Читать «Обреченный Икар. Красный Октябрь в семейной перспективе» онлайн - страница 12

Михаил Кузьмич Рыклин

Поэтому любой пуризм (стремление выделить на одном полюсе палачей, на другом – их жертв) применительно к истории СССР не уместен; слишком часто перетасовывались и та и другая колоды, слишком редко встречались эти типы в чистом виде. Когда 30 октября каждого года у Соловецкого камня на Лубянке люди зачитывают имена жертв советских репрессий, в их числе неизбежно оказывается множество «агентов террора». Это не только члены ВКП(б), сотрудники НКВД, судьи, прокуроры, военные, но и многомиллионная армия «стукачей», без которой террор никогда не достиг бы таких эпических размеров. В стране с более чем наполовину закрытыми архивами рано расставлять точки над i, как бы этого кому-то ни хотелось.

Кайрос для написания этой книги созрел, когда у автора появилась возможность достаточно подробно описать контекст, в котором действовали герои, по возможности не прибегая к оценочным суждениям. Современникам право на оценку давало то, что они сами когда-то приняли иное решение, сделали иной выбор в том же контексте. Я понимаю Олега Волкова, пронесшего через ужасы ГУЛАГа звание русского дворянина, когда он, обращаясь к своей современнице Евгении Гинзбург, клеймит оказавшихся за решеткой «слуг режима»: «Беды и страхи, которые вы считали справедливым обрушивать на всех, кроме вашей “элиты”, коснулись вас. Грызня за власть кончилась вашим поражением. Если бы ваша взяла… вы бы точно так же стали бы избавляться от настоящих или предполагаемых конкурентов! Вы возмущаетесь, клеймите порядки, но отнюдь не потому, что прозрели, что вам открылась их бесчеловечность, а из-за того, что дело коснулось личной вашей судьбы!» Но я понимаю и Варлама Шаламова, назвавшего «мучениками» всех (за исключением блатных) жертв Колымы, независимо от того, какие взгляды они исповедовали.

Такого рода суждения – право современников, которым мы не обладаем. Наша цель – как можно лучше понять случившееся.

Если моя книга хоть в чем-то этому поспособствовала, ее задача выполнена.

Я благодарен Наталии Черкесовой и Ксении Леоновой за то, что они предоставили в мое распоряжение документы из семейного архива и другие материалы, необходимые для написания этой книги.

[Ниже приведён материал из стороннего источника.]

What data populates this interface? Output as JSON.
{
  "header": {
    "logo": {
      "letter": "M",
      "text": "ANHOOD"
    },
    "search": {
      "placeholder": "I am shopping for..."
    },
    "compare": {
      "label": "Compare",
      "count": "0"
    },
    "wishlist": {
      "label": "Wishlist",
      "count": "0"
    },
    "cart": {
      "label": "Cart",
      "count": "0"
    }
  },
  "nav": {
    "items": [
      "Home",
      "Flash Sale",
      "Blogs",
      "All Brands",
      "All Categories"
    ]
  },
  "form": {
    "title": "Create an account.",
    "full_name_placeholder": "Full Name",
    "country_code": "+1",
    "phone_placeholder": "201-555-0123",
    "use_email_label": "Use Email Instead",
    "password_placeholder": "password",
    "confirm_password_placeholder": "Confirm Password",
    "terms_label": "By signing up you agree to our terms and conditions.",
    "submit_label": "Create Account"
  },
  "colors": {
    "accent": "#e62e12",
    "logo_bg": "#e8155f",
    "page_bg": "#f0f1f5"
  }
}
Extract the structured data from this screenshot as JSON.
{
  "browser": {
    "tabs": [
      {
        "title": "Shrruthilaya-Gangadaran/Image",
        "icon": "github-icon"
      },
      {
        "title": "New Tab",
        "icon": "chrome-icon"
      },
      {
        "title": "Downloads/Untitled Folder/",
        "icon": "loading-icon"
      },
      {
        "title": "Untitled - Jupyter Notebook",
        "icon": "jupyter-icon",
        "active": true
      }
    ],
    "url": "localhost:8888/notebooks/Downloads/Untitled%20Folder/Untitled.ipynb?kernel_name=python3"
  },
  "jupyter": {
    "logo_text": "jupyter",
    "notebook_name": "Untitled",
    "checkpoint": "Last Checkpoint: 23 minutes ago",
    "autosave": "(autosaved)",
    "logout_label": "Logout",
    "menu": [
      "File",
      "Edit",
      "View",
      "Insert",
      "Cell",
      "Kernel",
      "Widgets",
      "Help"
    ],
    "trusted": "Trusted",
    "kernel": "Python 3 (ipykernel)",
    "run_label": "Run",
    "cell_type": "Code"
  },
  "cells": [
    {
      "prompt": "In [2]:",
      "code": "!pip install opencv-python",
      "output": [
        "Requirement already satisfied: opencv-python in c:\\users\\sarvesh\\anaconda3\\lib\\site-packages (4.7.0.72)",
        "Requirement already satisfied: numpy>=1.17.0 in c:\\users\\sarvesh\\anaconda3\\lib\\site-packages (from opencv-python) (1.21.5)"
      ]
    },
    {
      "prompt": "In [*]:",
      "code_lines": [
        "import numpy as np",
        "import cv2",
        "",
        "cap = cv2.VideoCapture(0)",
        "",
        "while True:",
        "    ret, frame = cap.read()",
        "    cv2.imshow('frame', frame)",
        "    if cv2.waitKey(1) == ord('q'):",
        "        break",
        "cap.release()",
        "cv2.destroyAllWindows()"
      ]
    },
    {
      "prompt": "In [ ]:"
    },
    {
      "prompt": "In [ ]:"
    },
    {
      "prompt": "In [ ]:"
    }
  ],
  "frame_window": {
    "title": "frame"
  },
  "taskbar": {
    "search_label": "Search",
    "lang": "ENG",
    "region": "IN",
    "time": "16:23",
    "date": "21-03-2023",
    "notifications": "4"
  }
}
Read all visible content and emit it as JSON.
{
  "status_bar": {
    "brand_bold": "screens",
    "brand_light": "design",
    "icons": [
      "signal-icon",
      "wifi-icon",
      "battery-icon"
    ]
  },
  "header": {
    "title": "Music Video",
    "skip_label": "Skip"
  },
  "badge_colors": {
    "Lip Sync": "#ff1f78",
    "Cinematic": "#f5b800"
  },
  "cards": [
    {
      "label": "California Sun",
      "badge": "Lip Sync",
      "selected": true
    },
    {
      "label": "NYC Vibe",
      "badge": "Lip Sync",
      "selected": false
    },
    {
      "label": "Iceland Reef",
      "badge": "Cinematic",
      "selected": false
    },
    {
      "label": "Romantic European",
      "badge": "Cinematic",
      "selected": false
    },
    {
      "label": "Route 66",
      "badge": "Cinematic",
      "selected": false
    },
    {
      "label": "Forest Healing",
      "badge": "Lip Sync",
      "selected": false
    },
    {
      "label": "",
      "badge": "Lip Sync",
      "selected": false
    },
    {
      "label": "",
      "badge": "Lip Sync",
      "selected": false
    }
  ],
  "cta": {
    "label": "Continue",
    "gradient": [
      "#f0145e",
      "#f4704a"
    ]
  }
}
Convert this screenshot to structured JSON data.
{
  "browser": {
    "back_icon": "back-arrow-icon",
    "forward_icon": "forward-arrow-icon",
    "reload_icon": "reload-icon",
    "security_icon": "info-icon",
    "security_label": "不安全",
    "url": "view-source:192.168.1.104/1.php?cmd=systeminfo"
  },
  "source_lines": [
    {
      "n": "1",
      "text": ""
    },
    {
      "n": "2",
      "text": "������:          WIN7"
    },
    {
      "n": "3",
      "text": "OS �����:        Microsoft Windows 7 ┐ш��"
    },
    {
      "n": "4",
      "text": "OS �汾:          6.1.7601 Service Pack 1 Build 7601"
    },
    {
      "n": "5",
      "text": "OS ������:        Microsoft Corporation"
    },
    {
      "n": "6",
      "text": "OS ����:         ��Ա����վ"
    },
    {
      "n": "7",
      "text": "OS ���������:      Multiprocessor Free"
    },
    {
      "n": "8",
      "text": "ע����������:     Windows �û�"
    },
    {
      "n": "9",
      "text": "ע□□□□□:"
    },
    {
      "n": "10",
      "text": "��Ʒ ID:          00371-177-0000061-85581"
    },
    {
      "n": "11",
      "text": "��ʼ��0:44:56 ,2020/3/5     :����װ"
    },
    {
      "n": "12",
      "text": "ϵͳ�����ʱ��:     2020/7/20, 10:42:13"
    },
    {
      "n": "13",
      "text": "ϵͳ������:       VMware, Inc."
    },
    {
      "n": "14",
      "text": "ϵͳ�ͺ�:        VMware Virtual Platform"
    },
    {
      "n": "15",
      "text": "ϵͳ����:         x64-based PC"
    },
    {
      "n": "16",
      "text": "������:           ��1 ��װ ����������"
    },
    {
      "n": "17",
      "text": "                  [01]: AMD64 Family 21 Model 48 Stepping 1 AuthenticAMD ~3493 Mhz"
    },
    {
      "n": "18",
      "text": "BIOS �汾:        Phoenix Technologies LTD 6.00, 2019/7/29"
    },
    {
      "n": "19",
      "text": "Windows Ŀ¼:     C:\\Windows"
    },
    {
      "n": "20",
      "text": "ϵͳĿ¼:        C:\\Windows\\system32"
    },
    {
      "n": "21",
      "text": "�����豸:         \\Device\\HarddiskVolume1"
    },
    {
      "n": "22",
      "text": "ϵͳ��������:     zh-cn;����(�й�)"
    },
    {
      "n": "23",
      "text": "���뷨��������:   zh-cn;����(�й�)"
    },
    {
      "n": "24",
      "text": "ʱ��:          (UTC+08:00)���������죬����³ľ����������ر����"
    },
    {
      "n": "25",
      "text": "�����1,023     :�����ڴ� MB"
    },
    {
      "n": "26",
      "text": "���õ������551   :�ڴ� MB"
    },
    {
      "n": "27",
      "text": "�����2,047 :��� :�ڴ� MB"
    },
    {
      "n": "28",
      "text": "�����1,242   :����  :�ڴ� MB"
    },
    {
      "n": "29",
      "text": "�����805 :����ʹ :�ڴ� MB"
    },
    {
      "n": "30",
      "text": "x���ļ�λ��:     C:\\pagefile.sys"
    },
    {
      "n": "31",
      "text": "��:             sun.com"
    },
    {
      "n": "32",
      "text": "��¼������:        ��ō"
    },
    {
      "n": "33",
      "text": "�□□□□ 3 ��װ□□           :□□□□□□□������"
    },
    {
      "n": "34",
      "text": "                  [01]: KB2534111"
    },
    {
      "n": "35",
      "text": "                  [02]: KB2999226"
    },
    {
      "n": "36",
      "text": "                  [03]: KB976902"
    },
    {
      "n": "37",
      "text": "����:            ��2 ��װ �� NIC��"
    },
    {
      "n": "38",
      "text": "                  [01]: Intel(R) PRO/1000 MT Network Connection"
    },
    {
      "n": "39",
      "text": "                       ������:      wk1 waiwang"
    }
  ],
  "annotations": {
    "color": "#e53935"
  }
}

Благодарю также Hamburger Stiftung zur Fӧrderung von Wissenschaft und Kultur и Международный колледж «Морфомата» при Кельнском университете за многолетнюю поддержку моей работы.

Посвящаю книгу моей маме Сталине Сергеевне Чаплиной в надежде, что имя (производное от фамилии «Сталин»), данное ей отцом во времена борьбы с «троцкизмом» и проклятое им на Колыме, имя, до сих пор, увы, определяющее судьбы России, станет, наконец, достоянием истории и историков.

Часть 1.

Штурм неба. Николай Чаплин

К празднику революции

Мой прадед по матери Павел Павлович Чаплин, православный священник и сын священника, женатый на дочери священника, был человеком для своего сословия необычным. «Высокий, плотный, с густой шевелюрой, умным лицом», усердия в прославлении царя и отечества не проявлял, с паствой держал себя просто, с другими лицами духовного звания дружбу почти не водил. Если верить одной из советских брошюр, он был вольнодумцем: «Не гоже так, отец Павел, – корили его попы из соседних церквей при встречах. – Веру подрываешь. Народ должен бояться Бога, суда его. А ты?